За мачтой находилась каюта для провизии, карт, секстанта, хронометров, фотоаппаратов и пленок - словом, для того имущества, которое нельзя было оставлять на палубе. Каюта, имевшая около семи футов в длину и пяти в ширину, обеспечивала крышу над головой и мне. Понтоны были заполнены полюретеном . Заливали его в жидком виде, но потом он затвердевал, заполнял все пространство и превращался в твердую коркообразную массу, не пропускающую воду. Благодаря этому плот не мог затонуть, даже если бы за продолжительное плавание понтоны проржавели или я наткнулся на скалы или рифы. У меня было два руля поворота - по рулю на каждый понтон в кормовой части. В остальном плот не отличался от "Семи сестричек".
Тэдди хотелось, чтобы меня осмотрел врач, ее двоюродный брат. Я знал его. В свои сорок лет он уже добился успеха, применяя современные методы лечения. Я считал, что могу обойтись и без осмотра, но Тэдди настаивала.
- Нельзя пускаться в такое плавание, не проверившись, - уговаривала она меня. - Полгода, а то и больше на плоту... И о чем ты только думаешь? Может, ты болен, сам того не зная, тогда может случиться что угодно. Вспомни, что было в пятьдесят четвертом году... Ты чуть было не умер. А если тебя вот так же схватит еще раз? Тем более что ты утомлен сборами. Если что-нибудь не в порядке, Берни выяснит и предупредит тебя. Он может дать тебе с собой на всякий случай лекарства, чтобы ты не страдал, как в тот раз. Если ты уедешь, не показавшись врачу, у меня не будет ни минуты покоя. Тебе семьдесят лет, и, что там ни говори, семьдесят есть семьдесят, а не тридцать пять. Не валяй дурака!

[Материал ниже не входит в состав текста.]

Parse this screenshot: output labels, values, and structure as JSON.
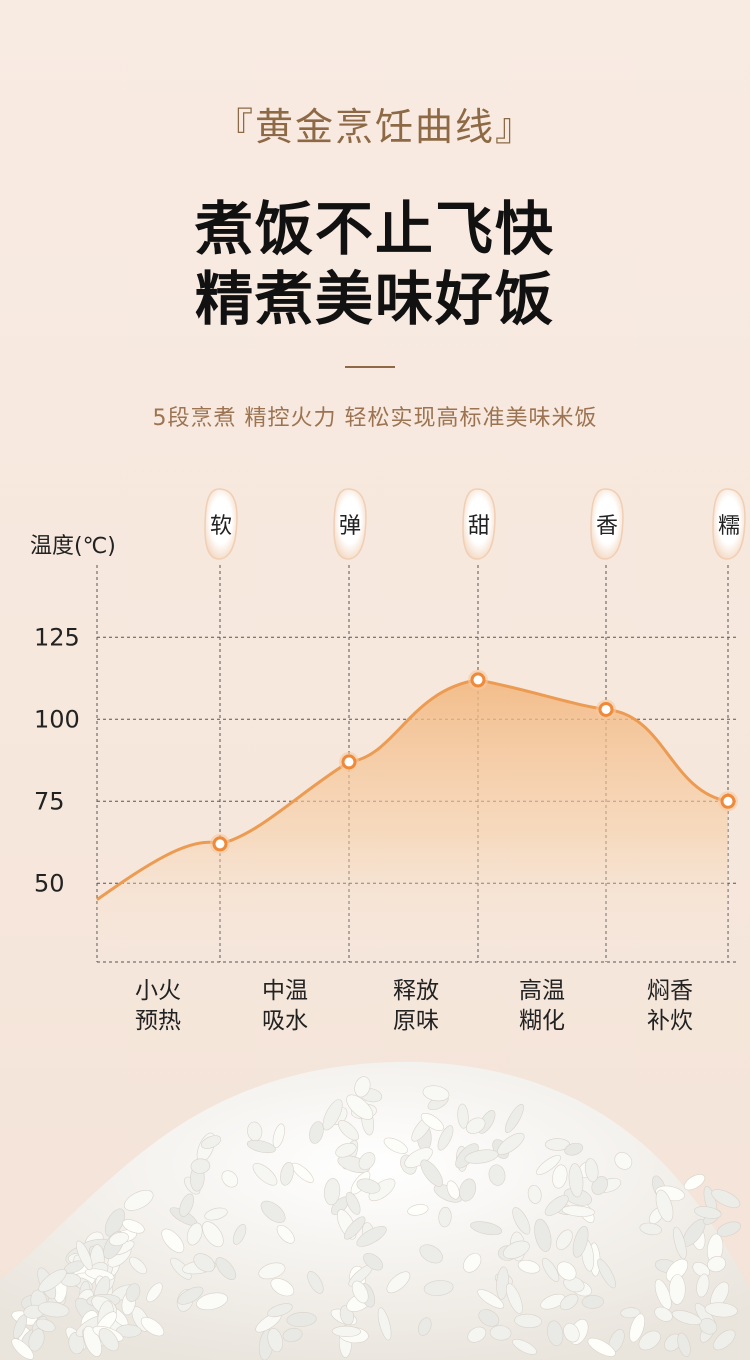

Я улыбался, зная, что Тэдди заставит меня побывать у врача...
- В пятьдесят четвертом, - продолжала она, - доктора в Кальяо хотели тебя осмотреть, но ты отказался.
- За несколько недель до выхода из Гуаякиля я надорвался, - возразил я. - Мне не хотелось, чтобы врачи меня задержали.
- Они бы и задержали или, во всяком случае, велели бы носить бандаж. Преступление, что ты ушел в море без него. Могло произойти непоправимое несчастье. Итак, Билл, я немедленно позвоню Берни и договорюсь, когда он тебя примет.
Я сделал несколько анализов крови и прошел другие исследования, о которых раньше даже не слыхал.
Берни знал свое дело. Позднее Тэдди созналась, что он обещал "задать мне жару" и сообщить ей, если обнаружится какой-нибудь изъян в моем организме. В один прекрасный день он уложил меня на стол. К моим рукам и ногам, голове и другим частям тела подключили провода, соединявшиеся с машиной устрашающего вида с разноцветными шкалами и указателями, с лампочками, которые то зажигались, то гасли. Берни делал кардиограмму. Я спокойно дышал - так велел Берни, прислушивался к тихому гулу мотора и наблюдал за лицом Берни. Оно ничего не выражало. Наконец он выключил ток и посмотрел на ленту, зафиксировавшую работу моего сердца.
- Черт возьми! - произнес он, нахмурившись.
- Что-нибудь не так? - спросил я, уверенный, что он обнаружил нечто ужасное и путешествие не состоится.
- Вы потрясающе, я бы сказал, невероятно здоровы, - сказал он, удивленно качая головой, еще раз просмотрел кардиограмму, отсоединил провода и велел мне подняться.